Career NFL statistics
- Tackles: 13
- Stats at Pro Football Reference

= Antwain Spann =

American football player (born 1983)

Antwain Joquan Spann (born February 22, 1983) is an American former professional football player who was a defensive back for the New England Patriots of the National Football League (NFL). He was signed by the New York Giants as an undrafted free agent in 2005. He played college football for the Louisiana–Lafayette Ragin' Cajuns.
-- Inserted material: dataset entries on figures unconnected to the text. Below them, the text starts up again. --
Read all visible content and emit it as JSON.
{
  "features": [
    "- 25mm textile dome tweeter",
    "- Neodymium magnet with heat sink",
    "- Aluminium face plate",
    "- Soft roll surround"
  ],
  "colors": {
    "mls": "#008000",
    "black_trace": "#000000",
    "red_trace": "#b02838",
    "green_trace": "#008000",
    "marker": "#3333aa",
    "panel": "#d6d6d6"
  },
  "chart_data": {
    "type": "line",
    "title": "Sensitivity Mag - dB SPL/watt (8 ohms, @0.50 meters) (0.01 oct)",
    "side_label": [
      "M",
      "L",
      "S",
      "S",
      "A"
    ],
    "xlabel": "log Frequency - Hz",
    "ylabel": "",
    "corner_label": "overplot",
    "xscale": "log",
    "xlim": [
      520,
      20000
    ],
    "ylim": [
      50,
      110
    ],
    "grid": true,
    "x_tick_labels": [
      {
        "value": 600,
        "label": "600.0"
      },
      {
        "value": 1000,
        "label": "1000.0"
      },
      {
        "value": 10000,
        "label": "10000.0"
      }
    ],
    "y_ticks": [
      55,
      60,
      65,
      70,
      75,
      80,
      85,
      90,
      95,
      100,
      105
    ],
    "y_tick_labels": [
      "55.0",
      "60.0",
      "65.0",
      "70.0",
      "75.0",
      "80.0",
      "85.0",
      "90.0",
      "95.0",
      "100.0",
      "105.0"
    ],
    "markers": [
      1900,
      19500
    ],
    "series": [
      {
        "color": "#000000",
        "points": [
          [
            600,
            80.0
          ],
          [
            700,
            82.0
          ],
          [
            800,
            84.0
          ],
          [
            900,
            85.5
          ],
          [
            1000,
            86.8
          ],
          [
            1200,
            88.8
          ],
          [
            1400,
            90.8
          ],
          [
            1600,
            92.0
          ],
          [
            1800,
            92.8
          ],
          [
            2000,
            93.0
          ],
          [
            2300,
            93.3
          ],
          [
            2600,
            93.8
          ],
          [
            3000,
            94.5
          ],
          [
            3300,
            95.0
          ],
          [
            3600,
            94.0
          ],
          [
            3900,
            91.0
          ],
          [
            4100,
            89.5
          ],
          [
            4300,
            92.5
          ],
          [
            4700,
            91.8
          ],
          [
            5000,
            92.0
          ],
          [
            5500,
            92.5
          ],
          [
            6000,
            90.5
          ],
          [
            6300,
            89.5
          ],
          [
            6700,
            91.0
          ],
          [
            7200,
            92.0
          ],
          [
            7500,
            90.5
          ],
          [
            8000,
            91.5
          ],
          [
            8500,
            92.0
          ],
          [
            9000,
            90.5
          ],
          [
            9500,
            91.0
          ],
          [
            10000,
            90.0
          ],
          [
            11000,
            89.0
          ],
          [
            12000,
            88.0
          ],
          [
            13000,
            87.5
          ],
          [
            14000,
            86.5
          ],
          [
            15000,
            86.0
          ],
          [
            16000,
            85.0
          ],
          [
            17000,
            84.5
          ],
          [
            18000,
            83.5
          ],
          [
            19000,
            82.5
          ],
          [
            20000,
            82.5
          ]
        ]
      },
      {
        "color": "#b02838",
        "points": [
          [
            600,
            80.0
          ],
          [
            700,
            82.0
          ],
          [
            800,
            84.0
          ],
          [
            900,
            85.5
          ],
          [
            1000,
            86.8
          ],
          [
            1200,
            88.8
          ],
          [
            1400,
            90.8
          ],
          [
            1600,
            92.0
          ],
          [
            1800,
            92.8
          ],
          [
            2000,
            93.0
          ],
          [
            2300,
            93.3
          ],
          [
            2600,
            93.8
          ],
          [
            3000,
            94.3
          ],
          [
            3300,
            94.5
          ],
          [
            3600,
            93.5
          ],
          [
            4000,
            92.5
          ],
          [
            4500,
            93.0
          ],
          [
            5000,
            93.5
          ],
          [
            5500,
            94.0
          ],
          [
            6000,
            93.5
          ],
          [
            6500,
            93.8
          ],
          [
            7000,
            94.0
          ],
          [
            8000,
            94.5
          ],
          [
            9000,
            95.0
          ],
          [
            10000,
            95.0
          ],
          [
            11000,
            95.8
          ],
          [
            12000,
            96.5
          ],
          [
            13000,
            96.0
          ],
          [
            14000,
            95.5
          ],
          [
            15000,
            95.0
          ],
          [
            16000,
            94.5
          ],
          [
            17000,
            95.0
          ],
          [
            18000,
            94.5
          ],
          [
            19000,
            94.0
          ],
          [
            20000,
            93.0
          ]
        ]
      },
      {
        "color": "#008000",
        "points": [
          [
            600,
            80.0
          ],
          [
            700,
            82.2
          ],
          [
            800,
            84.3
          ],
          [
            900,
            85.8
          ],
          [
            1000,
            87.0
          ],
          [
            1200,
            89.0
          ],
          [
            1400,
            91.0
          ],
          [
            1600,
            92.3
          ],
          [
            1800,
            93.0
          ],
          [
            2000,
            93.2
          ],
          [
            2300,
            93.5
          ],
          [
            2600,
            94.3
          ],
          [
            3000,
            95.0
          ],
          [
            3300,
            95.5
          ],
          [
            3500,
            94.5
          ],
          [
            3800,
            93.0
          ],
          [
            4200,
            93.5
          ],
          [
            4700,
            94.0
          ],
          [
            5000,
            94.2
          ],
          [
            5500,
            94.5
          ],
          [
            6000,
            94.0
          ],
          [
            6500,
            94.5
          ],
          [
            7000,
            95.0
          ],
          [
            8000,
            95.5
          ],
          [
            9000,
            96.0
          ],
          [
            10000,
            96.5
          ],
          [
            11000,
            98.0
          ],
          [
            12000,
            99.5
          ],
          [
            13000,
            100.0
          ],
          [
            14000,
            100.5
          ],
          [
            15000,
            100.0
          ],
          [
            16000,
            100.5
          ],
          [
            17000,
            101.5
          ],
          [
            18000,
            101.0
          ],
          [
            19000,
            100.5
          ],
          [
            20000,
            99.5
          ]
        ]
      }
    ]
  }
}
Spann was also a member of the Rhein Fire, Buffalo Bills, Denver Broncos, and Florida Tuskers.

==Early life==
Spann played football at El Camino High School in Oceanside, California.

==College career==
Spann began his college football career in 2001 at Mississippi Gulf Coast Community College, where he was a Mississippi Junior College All-State and All-Region player. In 2003, he transferred to the University of Louisiana at Lafayette, where he started 11 games at cornerback in his senior season in 2004, recording a team-high four interceptions.

==Professional career==
===New York Giants===
Spann was signed by the Giants as an undrafted free agent on May 17, 2005, following the 2005 NFL draft. He was waived by the Giants on August 31.

===New England Patriots===
Spann was signed to the Patriots' practice squad on January 2, 2006, where he spent the remainder of the team's postseason before being signed to a future contract by the team on January 17.

Spann was waived by the team on September 2, 2006, and signed to the Patriots' practice squad the following day. He was signed to the Patriots' 53-man roster on September 30 before being waived from it on November 7. He was re-signed to the Patriots' practice squad on November 8, and again elevated to the 53-man roster on November 18. He was waived by the Patriots on November 22 and re-signed to their practice squad again on November 24. He was signed to the team's 53-man roster for a third time on December 9, where he spent the remainder of the season.

Spann was waived by the team on July 19, 2007, and signed to the Patriots' practice squad on September 25. He then was signed to the Patriots' 53-man roster on December 28.

Spann was waived by the Patriots again on August 30, 2008, and signed to the team's practice squad on September 1. He was elevated to the 53-man roster on October 22 when safety Rodney Harrison was placed on injured reserve.

Spann was waived by the Patriots on July 27, 2009, after signing 2009 draft pick Patrick Chung.

===Buffalo Bills===
Spann signed with the Buffalo Bills on July 31, 2009. He was briefly waived on August 7 before being re-signed on August 11. He was waived again on August 21 when 2009 first-round pick Aaron Maybin was signed.

===Denver Broncos===
Spann was claimed off waivers by the Denver Broncos on August 24, 2009. He was waived on September 5.